1946年、東京都に生まれる。長野県に育ち、松本深志高校を卒業。その後、東京大学文学部および同大学院修士・博士課程で美学芸術学を学ぶ。1982〜84年、ミュンヘン大学へ留学。
国立音楽大学教授、同音楽研究所所長、同招聘教授、大阪音楽大学客員教授などを務める。日本音楽学会会長、サントリー芸術財団理事などを歴任。毎日新聞に長年にわたり音楽批評を執筆。
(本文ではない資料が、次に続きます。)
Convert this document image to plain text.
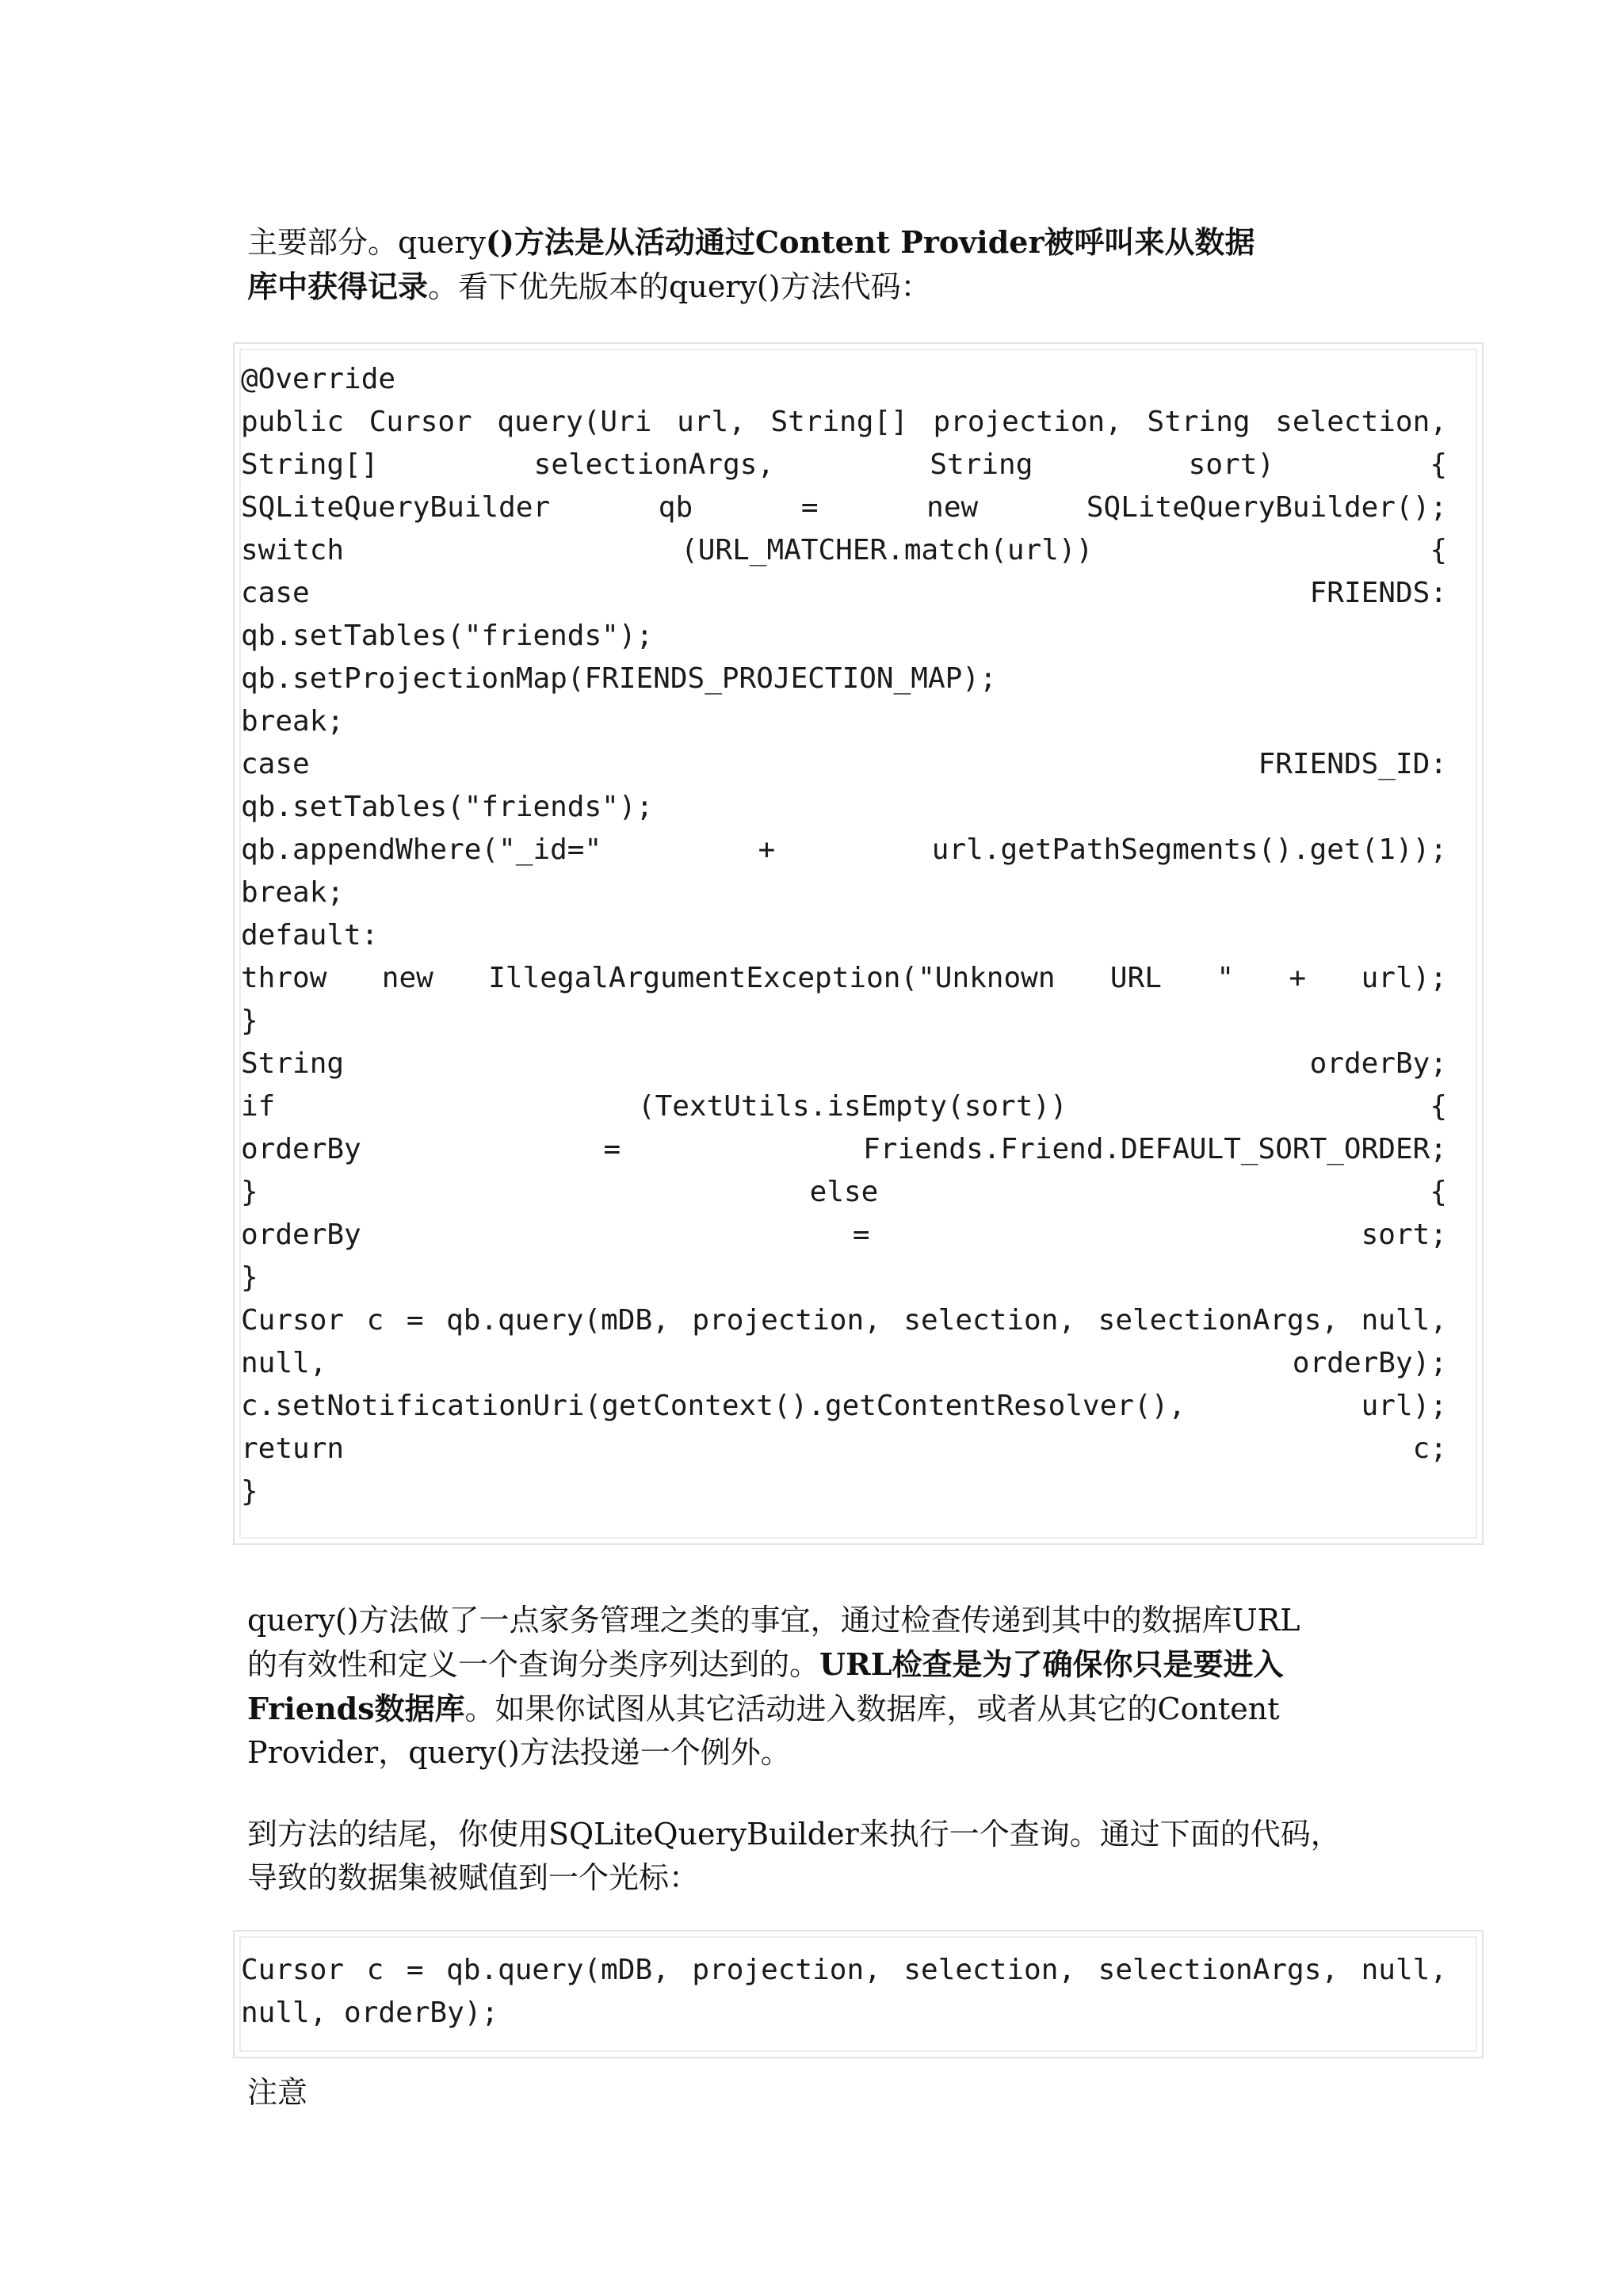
主要部分。query()方法是从活动通过Content Provider被呼叫来从数据
库中获得记录。看下优先版本的query()方法代码：

@Override
public Cursor query(Uri url, String[] projection, String selection,
String[]	selectionArgs,	String	sort)	{
SQLiteQueryBuilder	qb	=	new	SQLiteQueryBuilder();
switch	(URL_MATCHER.match(url))	{
case	FRIENDS:
qb.setTables("friends");
qb.setProjectionMap(FRIENDS_PROJECTION_MAP);
break;
case	FRIENDS_ID:
qb.setTables("friends");
qb.appendWhere("_id="	+	url.getPathSegments().get(1));
break;
default:
throw new IllegalArgumentException("Unknown URL " + url);
}
String	orderBy;
if	(TextUtils.isEmpty(sort))	{
orderBy	=	Friends.Friend.DEFAULT_SORT_ORDER;
}	else	{
orderBy	=	sort;
}
Cursor c = qb.query(mDB, projection, selection, selectionArgs, null,
null,	orderBy);
c.setNotificationUri(getContext().getContentResolver(),	url);
return	c;
}

query()方法做了一点家务管理之类的事宜，通过检查传递到其中的数据库URL
的有效性和定义一个查询分类序列达到的。URL检查是为了确保你只是要进入
Friends数据库。如果你试图从其它活动进入数据库，或者从其它的Content
Provider，query()方法投递一个例外。

到方法的结尾，你使用SQLiteQueryBuilder来执行一个查询。通过下面的代码，
导致的数据集被赋值到一个光标：

Cursor c = qb.query(mDB, projection, selection, selectionArgs, null,
null, orderBy);

注意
1990年から、いずみホール(現・住友生命いずみホール)音楽ディレクターを務める。2011年には大阪市市民表彰を受ける。
2018年2月22日、逝去。
没後、論文「J.S.バッハの《ヨハネ受難曲》──その前提、環境、変遷とメッセージ」で博士号を授与される(国際基督教大学)。また同じく没後に、第31回(2018年度)ミュージック・ペンクラブ音楽賞(研究・評論部門)を受賞。
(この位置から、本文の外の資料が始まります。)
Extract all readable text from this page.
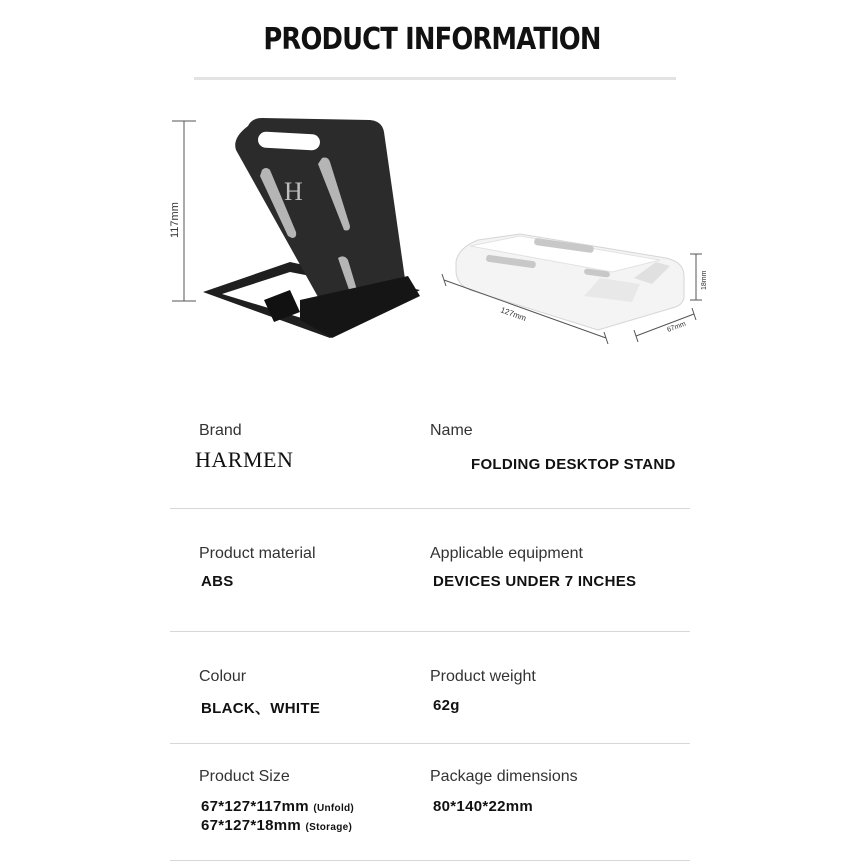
PRODUCT INFORMATION
117mm
H
127mm
67mm
18mm
Brand
HARMEN
Name
FOLDING DESKTOP STAND
Product material
ABS
Applicable equipment
DEVICES UNDER 7 INCHES
Colour
BLACK、WHITE
Product weight
62g
Product Size
67*127*117mm (Unfold)
67*127*18mm (Storage)
Package dimensions
80*140*22mm
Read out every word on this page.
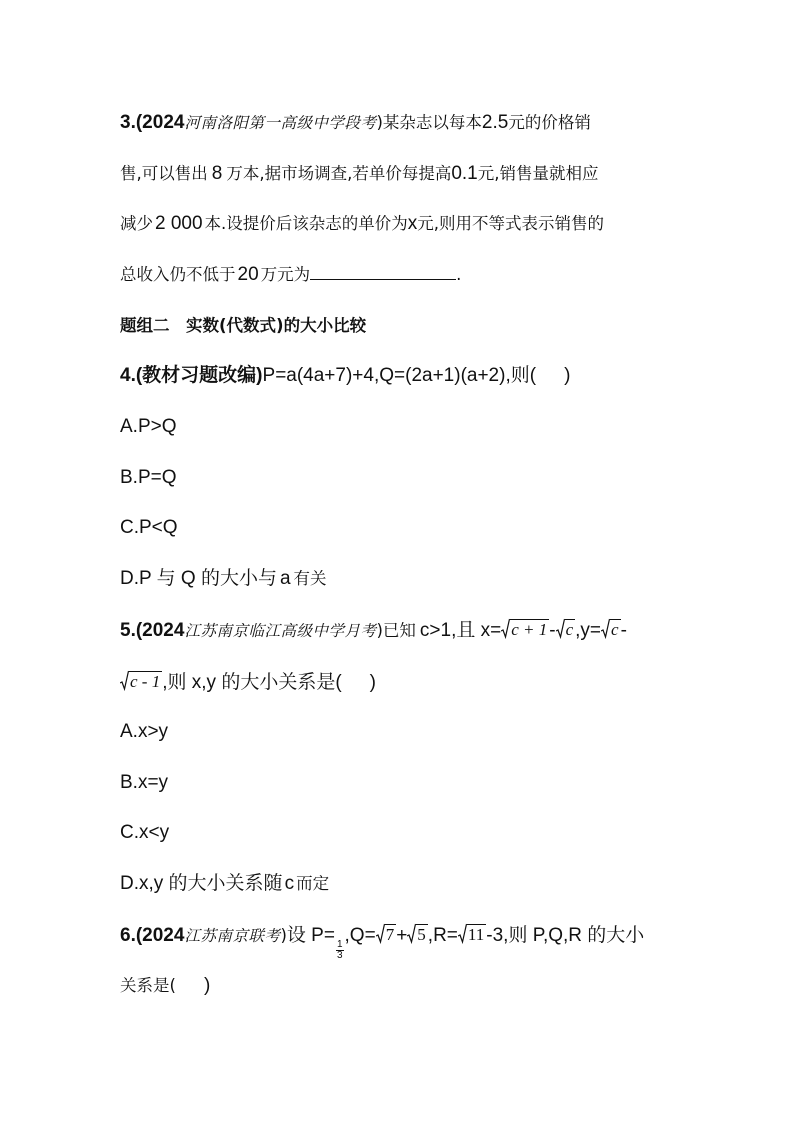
3.(2024河南洛阳第一高级中学段考)某杂志以每本2.5元的价格销
售,可以售出 8 万本,据市场调查,若单价每提高0.1元,销售量就相应
减少 2 000 本.设提价后该杂志的单价为x元,则用不等式表示销售的
总收入仍不低于 20 万元为	.
题组二　实数(代数式)的大小比较
4.(教材习题改编)P=a(4a+7)+4,Q=(2a+1)(a+2),则( )
A.P>Q
B.P=Q
C.P<Q
D.P 与 Q 的大小与 a 有关
5.(2024江苏南京临江高级中学月考)已知 c>1,且 x= c + 1 - c ,y= c -
c - 1 ,则 x,y 的大小关系是( )
A.x>y
B.x=y
C.x<y
D.x,y 的大小关系随 c 而定
6.(2024江苏南京联考)设 P=
$\frac{1}{3}$
,Q= 7 + 5 ,R= 11 -3,则 P,Q,R 的大小
关系是( )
著書に、『バッハ=魂のエヴァンゲリスト』(東京書籍/講談社学術文庫、第1回辻荘一賞)、『モーツァルトあるいは翼を得た時間』(東京書籍/講談社学術文庫)、『バロック音楽』(NHKブックス/ちくま学芸文庫)、『J.S.バッハ』(講談社現代新書)、『マタイ受難曲』(東京書籍/ちくま学芸文庫、第9回京都音楽賞研究評論部門賞)、『バッハ事典』(共編著、東京書籍)、CDブック『バッハ/カンタータの森を歩む』1〜3(東京書籍)、『教養としてのバッハ』(共編著、アルテスパブリッシング)、『ヨハネ受難曲』(筑摩書房)、訳書にトン・コープマンほか『バッハ=カンタータの世界』I〜III(監訳、東京書籍)、ニール・ザスロウ『モーツァルトのシンフォニー』(共訳、東京書籍)、クリストフ・ヴォルフ『バッハ ロ短調ミサ曲』(春秋社)、同『モーツァルト最後の四年』(春秋社)他多数がある。